School of Mathematics and Statistics - Theses

Permanent URI for this collection

Search Results

Now showing 1 - 1 of 1
  • Item
    Thumbnail Image
    Resolving some high dimensional problems in bioinformatics
    Rodrigues, Sabrina ( 2016)
    "It has been claimed and demonstrated that many of the conclusions drawn from biomedical research are probably false" (Button et al, 2013). ``Toth et al. (2010) make a common mistake of seeing structure where none exists" Chowdhury et al. (2015). "...the performance of their particular set of 150 probe-sets does not stand out compared to that of randomly sampled sets of 150 probe-sets from the same array” Jacob et al. (2016). These are statements that have emerged over the last few years in the biomedical and bioinformatics literature.
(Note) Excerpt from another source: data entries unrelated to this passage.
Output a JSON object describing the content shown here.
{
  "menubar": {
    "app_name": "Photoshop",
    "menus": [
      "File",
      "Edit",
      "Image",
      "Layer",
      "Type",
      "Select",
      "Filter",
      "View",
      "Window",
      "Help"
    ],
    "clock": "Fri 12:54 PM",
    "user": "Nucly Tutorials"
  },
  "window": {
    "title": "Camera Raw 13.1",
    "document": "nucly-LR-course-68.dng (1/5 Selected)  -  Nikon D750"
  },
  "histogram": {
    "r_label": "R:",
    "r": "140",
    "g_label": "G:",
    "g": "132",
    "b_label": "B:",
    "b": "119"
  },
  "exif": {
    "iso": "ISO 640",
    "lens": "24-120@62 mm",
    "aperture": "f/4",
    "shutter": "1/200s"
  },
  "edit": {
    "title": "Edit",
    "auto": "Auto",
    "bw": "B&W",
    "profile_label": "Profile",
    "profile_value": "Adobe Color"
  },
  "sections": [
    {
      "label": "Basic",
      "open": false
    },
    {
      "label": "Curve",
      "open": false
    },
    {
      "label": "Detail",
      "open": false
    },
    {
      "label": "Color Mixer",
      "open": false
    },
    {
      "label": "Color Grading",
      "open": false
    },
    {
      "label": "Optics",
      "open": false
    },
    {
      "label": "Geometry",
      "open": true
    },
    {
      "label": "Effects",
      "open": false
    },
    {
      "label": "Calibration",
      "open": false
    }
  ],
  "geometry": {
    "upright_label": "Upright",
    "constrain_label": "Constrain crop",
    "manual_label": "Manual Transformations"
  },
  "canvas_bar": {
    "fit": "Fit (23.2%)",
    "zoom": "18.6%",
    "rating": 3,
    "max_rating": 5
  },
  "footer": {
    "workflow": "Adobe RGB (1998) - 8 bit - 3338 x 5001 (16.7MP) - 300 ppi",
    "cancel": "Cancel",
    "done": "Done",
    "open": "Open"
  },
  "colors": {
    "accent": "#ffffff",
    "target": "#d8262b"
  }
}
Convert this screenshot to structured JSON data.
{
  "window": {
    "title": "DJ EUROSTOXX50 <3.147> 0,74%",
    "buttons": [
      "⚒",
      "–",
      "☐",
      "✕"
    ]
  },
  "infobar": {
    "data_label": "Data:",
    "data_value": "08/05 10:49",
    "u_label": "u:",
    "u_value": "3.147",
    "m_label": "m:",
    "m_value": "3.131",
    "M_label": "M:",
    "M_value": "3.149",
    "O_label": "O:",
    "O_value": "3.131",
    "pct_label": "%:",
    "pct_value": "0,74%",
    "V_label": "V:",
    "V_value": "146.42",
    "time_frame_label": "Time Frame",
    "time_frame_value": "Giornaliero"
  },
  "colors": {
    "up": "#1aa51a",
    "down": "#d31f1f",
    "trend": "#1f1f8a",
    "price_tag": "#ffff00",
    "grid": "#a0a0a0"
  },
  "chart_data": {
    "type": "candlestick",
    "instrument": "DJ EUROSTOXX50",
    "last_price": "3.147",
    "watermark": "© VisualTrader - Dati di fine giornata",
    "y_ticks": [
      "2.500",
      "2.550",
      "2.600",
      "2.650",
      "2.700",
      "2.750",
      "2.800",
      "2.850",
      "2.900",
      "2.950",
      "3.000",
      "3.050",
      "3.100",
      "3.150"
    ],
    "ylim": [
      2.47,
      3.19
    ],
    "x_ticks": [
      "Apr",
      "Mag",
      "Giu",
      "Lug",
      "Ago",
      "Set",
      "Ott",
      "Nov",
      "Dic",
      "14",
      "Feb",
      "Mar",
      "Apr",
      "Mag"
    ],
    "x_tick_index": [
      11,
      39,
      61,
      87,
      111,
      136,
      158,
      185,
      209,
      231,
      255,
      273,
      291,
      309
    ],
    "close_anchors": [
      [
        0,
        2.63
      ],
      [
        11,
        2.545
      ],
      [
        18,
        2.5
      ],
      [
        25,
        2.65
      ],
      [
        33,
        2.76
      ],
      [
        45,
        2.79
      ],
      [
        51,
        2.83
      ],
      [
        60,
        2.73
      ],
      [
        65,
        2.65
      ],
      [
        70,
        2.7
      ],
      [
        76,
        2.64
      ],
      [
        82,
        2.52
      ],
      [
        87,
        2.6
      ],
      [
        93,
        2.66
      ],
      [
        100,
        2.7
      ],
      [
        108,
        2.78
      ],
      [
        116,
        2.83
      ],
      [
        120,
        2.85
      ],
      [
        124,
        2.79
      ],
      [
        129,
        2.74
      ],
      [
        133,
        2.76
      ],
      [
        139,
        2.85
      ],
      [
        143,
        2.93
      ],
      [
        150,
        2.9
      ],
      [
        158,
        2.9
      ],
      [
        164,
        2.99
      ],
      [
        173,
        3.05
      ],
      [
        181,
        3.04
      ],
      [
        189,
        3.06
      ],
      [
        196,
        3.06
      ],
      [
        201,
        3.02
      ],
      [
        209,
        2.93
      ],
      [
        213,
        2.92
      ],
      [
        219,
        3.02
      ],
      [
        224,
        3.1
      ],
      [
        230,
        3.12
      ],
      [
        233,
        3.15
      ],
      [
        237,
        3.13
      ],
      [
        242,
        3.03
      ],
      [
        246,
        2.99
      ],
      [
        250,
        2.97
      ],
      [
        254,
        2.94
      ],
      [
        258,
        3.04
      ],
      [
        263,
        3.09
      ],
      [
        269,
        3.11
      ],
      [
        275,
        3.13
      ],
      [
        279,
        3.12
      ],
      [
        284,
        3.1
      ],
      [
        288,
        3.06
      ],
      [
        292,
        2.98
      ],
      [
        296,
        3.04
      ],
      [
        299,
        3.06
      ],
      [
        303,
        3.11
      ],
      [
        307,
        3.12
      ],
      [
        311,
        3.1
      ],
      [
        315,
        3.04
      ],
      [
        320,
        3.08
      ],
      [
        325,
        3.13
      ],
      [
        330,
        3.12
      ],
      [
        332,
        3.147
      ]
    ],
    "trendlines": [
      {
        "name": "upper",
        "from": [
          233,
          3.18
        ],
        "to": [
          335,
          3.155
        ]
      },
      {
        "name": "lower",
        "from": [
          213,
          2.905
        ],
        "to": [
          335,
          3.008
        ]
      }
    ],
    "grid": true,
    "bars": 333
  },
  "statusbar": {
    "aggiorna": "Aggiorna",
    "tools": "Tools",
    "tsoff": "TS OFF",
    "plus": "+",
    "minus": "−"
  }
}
Many of the studies in bioinformatics fall into the “small n, large p” category, where numerous statistical difficulties emerge. Rather than identifying studies that have false results, this thesis provides a unifying, theoretical and computational solution to two high dimensional problems that arise in these studies: the problem of variable selection-dimension reduction; and, that of sample size determination. We first consider these problems separately and from a theoretical viewpoint. Next we show how our methods can be applied to different applications in bioinformatics. For the first problem, we revisit and explain the concepts of central subspaces and conditional independence to develop a novel matrix decomposition - the ST matrix decomposition. This decomposition forms the basis of our two new computational methods that involve covariance matrices and covariance operators, the stMVN and the stKDR methods, respectively. For the second problem, we review the Kullback-Leibler divergence and use independent mixture models to develop a new formula for sample size determination for the high dimensional setting where p>>n. We then combine the solutions to these two problems to demonstrate through simple simulations, that when sample sizes are determined according to our formula, it is possible to detect the true predictors that are associated with a response variable. Finally, we show how our unifying solution can be applied in practice to several bioinformatics studies.